You can see something must have changed, because you are reading this. Clearly I have the time to write it.
As I read this book, I was struck again and again by how much of it I already knew. I was also struck by how little of it I did. For example, some evenings, I would convince myself it was vital to get my desk organized before I started writing. Then, of course, I need to put away those test tubes, and I might as well brew another cup of coffee, and then...
I still come back to school in the evening. Now I come back with a plan. I follow that plan. If putting away test tubes isn't in it, I don't do that. However, Aslett recommends combining jobs. So, if I need to grab a book off my shelf (which is near where the test tubes are stored), I take my test tubes with me.

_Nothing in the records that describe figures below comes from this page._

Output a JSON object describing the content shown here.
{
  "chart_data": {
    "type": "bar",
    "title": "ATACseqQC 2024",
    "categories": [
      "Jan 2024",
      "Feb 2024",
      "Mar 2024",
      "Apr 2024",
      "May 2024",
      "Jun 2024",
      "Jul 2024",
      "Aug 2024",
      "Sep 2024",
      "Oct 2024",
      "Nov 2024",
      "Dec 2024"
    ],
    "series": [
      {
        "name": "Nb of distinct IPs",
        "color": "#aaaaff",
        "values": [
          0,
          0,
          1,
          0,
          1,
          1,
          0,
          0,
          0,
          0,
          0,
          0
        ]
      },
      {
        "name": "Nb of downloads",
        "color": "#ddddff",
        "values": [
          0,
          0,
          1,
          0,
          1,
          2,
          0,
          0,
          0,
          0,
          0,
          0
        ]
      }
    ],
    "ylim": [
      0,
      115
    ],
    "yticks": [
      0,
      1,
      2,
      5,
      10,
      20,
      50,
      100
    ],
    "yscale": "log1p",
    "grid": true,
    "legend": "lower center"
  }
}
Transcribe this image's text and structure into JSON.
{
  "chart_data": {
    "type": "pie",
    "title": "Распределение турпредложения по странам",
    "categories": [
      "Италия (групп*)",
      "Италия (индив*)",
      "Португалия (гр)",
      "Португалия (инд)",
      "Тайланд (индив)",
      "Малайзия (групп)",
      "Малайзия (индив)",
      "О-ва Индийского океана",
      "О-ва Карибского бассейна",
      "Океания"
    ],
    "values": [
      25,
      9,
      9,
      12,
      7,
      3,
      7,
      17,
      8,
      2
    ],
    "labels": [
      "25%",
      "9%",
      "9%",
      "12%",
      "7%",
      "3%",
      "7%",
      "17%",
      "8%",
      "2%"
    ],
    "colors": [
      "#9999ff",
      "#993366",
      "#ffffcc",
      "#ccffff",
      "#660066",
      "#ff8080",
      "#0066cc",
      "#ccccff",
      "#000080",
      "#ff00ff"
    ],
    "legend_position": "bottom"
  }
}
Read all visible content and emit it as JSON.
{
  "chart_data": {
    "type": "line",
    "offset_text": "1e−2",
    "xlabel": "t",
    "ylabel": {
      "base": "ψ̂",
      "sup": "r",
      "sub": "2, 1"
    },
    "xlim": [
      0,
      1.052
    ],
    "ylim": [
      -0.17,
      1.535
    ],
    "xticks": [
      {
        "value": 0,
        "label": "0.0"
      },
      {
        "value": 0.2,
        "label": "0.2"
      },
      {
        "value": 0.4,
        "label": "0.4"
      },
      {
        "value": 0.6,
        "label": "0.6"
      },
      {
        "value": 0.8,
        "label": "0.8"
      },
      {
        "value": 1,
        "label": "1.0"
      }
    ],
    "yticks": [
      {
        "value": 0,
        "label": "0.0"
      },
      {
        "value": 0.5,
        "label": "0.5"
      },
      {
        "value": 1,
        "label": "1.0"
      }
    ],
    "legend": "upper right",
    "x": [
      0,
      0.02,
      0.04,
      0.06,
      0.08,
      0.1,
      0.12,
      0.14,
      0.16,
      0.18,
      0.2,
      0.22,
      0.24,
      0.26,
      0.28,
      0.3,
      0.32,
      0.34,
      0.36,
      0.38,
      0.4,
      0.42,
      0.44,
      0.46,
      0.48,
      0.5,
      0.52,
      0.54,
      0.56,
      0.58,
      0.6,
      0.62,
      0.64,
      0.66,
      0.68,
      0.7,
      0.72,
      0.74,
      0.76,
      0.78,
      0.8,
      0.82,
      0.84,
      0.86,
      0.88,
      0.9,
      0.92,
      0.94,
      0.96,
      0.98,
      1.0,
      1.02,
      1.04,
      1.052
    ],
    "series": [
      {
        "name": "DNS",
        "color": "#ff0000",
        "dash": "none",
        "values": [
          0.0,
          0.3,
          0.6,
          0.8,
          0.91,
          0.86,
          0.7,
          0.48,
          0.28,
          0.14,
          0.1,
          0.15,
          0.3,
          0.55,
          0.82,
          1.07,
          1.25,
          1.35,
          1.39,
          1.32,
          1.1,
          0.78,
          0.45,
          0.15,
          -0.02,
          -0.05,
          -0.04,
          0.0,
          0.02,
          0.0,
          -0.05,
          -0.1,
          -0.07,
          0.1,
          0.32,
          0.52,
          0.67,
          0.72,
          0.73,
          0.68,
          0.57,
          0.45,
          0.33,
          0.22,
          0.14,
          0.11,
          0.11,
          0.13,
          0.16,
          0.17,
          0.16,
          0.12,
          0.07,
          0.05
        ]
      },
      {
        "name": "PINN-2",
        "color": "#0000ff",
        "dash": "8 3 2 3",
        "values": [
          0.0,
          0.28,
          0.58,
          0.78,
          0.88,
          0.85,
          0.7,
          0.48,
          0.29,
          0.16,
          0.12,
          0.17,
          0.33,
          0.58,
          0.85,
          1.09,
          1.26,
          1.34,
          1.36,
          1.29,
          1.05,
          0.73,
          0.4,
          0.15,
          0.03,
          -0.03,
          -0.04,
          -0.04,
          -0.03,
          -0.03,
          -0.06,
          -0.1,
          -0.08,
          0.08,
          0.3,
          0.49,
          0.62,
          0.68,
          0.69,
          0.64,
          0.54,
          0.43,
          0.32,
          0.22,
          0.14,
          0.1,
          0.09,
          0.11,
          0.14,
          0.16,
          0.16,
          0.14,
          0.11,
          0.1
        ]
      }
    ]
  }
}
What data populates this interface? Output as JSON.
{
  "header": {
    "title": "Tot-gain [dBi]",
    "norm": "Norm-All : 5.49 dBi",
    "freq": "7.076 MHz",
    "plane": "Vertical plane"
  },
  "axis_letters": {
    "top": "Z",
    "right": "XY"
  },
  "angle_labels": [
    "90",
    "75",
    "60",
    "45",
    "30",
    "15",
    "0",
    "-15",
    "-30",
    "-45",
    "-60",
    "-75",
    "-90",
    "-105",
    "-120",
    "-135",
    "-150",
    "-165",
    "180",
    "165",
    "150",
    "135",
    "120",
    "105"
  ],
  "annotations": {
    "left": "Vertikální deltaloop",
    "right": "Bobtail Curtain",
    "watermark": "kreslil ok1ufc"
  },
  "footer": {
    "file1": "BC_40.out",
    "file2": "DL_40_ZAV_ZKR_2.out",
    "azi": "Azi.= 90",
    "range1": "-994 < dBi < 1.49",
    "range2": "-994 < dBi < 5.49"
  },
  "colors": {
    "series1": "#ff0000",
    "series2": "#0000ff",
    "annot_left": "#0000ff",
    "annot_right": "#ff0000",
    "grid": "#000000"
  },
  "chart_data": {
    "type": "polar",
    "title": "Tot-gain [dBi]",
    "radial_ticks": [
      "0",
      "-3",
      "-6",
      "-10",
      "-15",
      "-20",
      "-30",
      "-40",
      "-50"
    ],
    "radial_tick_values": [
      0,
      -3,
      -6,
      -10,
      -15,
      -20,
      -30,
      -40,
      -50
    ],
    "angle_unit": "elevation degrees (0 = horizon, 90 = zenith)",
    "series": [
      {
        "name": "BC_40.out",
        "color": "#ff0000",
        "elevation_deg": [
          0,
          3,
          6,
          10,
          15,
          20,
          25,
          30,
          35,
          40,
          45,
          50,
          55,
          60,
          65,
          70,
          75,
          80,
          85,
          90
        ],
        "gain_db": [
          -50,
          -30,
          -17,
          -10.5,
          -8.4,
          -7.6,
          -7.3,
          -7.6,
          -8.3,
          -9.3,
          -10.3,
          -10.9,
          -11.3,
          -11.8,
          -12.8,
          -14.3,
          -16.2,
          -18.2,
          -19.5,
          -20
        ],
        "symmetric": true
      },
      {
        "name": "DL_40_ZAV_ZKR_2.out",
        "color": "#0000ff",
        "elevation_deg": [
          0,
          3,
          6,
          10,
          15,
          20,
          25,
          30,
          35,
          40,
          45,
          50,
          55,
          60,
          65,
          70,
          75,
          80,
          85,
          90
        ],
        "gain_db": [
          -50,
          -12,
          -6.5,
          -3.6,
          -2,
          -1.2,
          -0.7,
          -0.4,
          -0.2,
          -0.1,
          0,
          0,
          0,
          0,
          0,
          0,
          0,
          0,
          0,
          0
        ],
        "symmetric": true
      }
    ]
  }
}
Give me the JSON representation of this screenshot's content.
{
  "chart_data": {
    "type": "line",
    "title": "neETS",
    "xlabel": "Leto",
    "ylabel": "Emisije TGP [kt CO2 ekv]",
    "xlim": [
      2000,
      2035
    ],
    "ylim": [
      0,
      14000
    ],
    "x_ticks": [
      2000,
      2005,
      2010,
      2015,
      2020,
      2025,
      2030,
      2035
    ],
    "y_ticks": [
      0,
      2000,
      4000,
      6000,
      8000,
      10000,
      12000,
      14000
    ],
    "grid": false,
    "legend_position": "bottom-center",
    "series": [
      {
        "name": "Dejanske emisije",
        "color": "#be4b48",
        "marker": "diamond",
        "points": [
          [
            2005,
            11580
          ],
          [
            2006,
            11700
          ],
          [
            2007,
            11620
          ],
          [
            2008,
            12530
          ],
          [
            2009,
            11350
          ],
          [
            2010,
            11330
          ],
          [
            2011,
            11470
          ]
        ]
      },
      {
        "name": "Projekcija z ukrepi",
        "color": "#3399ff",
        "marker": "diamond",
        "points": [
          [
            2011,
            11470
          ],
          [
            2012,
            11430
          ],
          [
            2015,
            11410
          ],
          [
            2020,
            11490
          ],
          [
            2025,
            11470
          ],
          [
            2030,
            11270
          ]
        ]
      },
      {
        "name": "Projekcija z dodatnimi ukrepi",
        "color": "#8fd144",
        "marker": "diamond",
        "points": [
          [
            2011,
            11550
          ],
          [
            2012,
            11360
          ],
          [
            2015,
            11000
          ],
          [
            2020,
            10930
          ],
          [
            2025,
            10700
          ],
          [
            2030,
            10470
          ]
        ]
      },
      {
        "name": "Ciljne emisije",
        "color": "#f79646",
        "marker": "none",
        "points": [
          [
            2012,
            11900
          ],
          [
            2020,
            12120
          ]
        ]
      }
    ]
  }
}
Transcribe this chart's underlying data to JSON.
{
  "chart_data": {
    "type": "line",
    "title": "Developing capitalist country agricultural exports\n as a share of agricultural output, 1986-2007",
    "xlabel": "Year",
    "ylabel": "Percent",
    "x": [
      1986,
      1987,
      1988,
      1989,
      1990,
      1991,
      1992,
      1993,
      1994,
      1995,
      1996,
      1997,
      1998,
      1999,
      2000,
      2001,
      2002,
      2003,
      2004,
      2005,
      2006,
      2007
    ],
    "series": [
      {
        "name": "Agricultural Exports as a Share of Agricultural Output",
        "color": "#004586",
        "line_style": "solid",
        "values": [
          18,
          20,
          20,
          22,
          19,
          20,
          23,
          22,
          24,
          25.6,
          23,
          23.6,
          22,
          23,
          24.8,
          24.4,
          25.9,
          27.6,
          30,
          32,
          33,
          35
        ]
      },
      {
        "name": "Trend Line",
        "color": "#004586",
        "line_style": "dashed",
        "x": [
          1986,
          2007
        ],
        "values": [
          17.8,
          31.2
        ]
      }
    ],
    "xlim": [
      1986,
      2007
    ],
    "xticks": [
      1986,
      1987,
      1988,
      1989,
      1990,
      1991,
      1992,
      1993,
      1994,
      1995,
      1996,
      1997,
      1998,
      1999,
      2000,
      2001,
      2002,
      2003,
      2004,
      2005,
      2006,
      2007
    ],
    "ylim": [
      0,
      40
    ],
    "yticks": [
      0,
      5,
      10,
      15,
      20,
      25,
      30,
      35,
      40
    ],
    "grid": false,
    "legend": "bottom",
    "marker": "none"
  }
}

Aslett also recommends just simply doing the job. I despise correcting papers. Sometimes they can build up into a huge stack. Now, I just do them. Once they're done, I can do the parts of teaching I like.
Another thing he points out is that the busier we are, the more we get done. That is true. I will accomplish nothing at home. Watching TV is a waste of time, so I don't have it. I realize how easy it is to sit down in front of it and do nothing. It is not relaxing.
As you can see from my selection of changes in my life, there is nothing here that is new. What Aslett does is take what we already know and articulate it and force us to confront it. That is the power of his writing. He puts the reader in the spotlight and, no matter how much they squirm, they are forced to face why they are not productive.